Когда немцы в 1940 году приближались, мы были в Билиньене и не имели точной информации относительно их продвижения во Франции. Можно ли было верить радио? Мы не верили. Мы слы­шали канонаду. Потом она стала громче. На следующее утро, одеваясь у окна, я увидела немецкие самолеты, истреблявшие са­молеты французов не более чем в двух милях от нас. Это понудило меня действовать так, как повела бы себя любая предусмотритель­ная хозяйка. Мы возьмем машину до Белле и закупим на всякий случай достаточно провизии, как я сделала в то апрельское утро 1906 года, когда в Сан-Франциско после землетрясения разразил­ся пожар. Тогда мне удалось достать два окорока, и мой отец при­нес домой четыре сотни сигарет. С ними, сказал он, можно не только самим перебиться, но и других угощать. Поэтому в Белле мы купили два окорока и несколько сотен сигарет и немного ба­калейных товаров, а фруктов и овощей достаточно в нашем саду в Билиньене. Главная дорога была забита беженцами, точь-в-точь как в 1914-м и 1917-м. Все происходящее уже было пережито прежде и виделось будто в кошмарном сне. Стрельба становилась громче, и вот уже мимо нас пронеслась первая бронированная машина. Подавленные, мы потянулись по маленькой пыльной дороге назад в Билиньен. Вдова Ру, которая не одно лето служила нам верой и правдой, а позже во время оккупации показала себя преданным другом, открыла большие железные ворота, чтобы пропустить нашу машину, и мы выгрузили провизию. Что же нам теперь было делать с двумя огромными сырыми окороками? В чем мы будем их готовить и как готовить, чтобы они долго не портились? Мы решили испробовать Еаи-de-Vie de Mark которым славится Бюже. Это могло показаться безумной затеей, но мы пи­тались этими двумя окороками всю следующую длинную и скуд­ную зиму и даже большую часть наступившей весны, а Еаи-de-Vie de Mark, в котором они варились, заботливо перелитый в бутылки и закупоренный, приятно обогащал вкус зимних овощей. Живя в оккупированной стране, мы на протяжении всей войны ничего, абсолютно ничего не выбрасывали.

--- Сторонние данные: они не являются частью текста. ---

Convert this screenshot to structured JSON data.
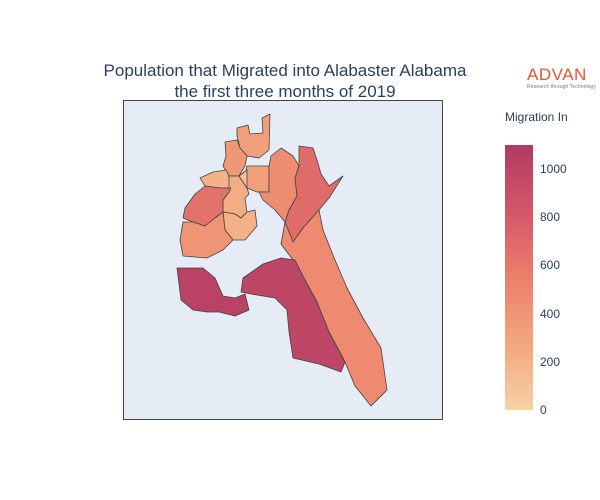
{
  "title": {
    "line1": "Population that Migrated into Alabaster Alabama",
    "line2": "the first three months of 2019"
  },
  "logo": {
    "name": "ADVAN",
    "tagline": "Research through Technology"
  },
  "colorbar": {
    "title": "Migration In",
    "min": 0,
    "max": 1100,
    "ticks": [
      "0",
      "200",
      "400",
      "600",
      "800",
      "1000"
    ],
    "colors": {
      "low": "#f6d2a4",
      "mid_low": "#f3a67e",
      "mid": "#eb7f6a",
      "mid_high": "#d4566a",
      "high": "#b03b63"
    }
  },
  "map": {
    "background": "#e5ecf6",
    "regions": [
      {
        "id": "r1",
        "value": 330
      },
      {
        "id": "r2",
        "value": 380
      },
      {
        "id": "r3",
        "value": 200
      },
      {
        "id": "r4",
        "value": 330
      },
      {
        "id": "r5",
        "value": 230
      },
      {
        "id": "r6",
        "value": 640
      },
      {
        "id": "r7",
        "value": 120
      },
      {
        "id": "r8",
        "value": 210
      },
      {
        "id": "r9",
        "value": 400
      },
      {
        "id": "r10",
        "value": 460
      },
      {
        "id": "r11",
        "value": 680
      },
      {
        "id": "r12",
        "value": 470
      },
      {
        "id": "r13",
        "value": 1000
      },
      {
        "id": "r14",
        "value": 1030
      }
    ]
  }
}
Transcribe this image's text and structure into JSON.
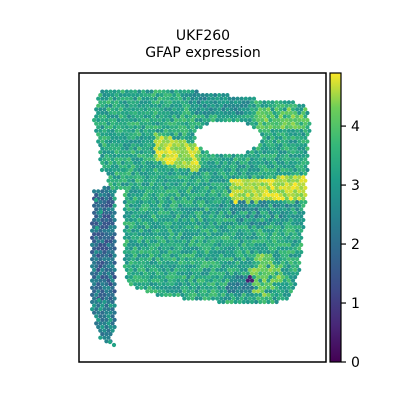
{
  "chart_data": {
    "type": "scatter",
    "title": "UKF260",
    "subtitle": "GFAP expression",
    "xlabel": "",
    "ylabel": "",
    "colorbar": {
      "colormap": "viridis",
      "range": [
        0,
        4.9
      ],
      "ticks": [
        "0",
        "1",
        "2",
        "3",
        "4"
      ],
      "tick_values": [
        0,
        1,
        2,
        3,
        4
      ]
    },
    "axes_ticks": false,
    "grid": false,
    "description_levels": {
      "low_left_column": 2.0,
      "edge_spots": 3.2,
      "bright_bands": 4.6,
      "main_tissue": 3.3
    }
  },
  "colors": {
    "viridis_low": "#440154",
    "viridis_mid": "#21918c",
    "viridis_high": "#fde725",
    "frame": "#000000"
  }
}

У баронессы Пьерло, нашей соседки, был замок в Беоне, при­мерно в десяти милях от нас. Как-то раз, до войны, мы были при­глашены к ней на чай. Нам подавали в летней столовой, окна и две­ри которой выходили на обширную террасу. На переднем плане простиралось болото долины Роны, позднее осушенное посадкой ломбардских тополей, слева вдали — французские Альпы, и надо всем этим — голубое небо Тьеполо. Стол в столовой, накрытый на двадцать или больше человек, был искусно украшен розовыми ро­зами. Мадам Пьерло внимательным взглядом быстро и легко охва­тывала каждый предмет на столе. Я слышала, как она отправила ка­мердинера за поваром, попросить того принести основное блюдо и поставить на свободное место, специально отведенное для этого в центре стола. Но Марк даже не вышел из комнаты, он просто-на­просто взял с сервировочного столика торт и поставил его на пустое место. Здесь что-то неладно, догадалась я, перехватив понимаю­щие взгляды Гертруды Стайн и одной из невесток дома. И не оши­блась: белый пудель Гертруды Стайн, этот ухоженный воришка, уже убегал с тем самым, что стояло в центре стола. Позже, когда ма­дам Пьерло, желая показать, что она простила песика, кинула ему кусок торта, протестовать было уже поздно, хоть не в наших прави­лах поощрять преступника за свершенное им злодеяние.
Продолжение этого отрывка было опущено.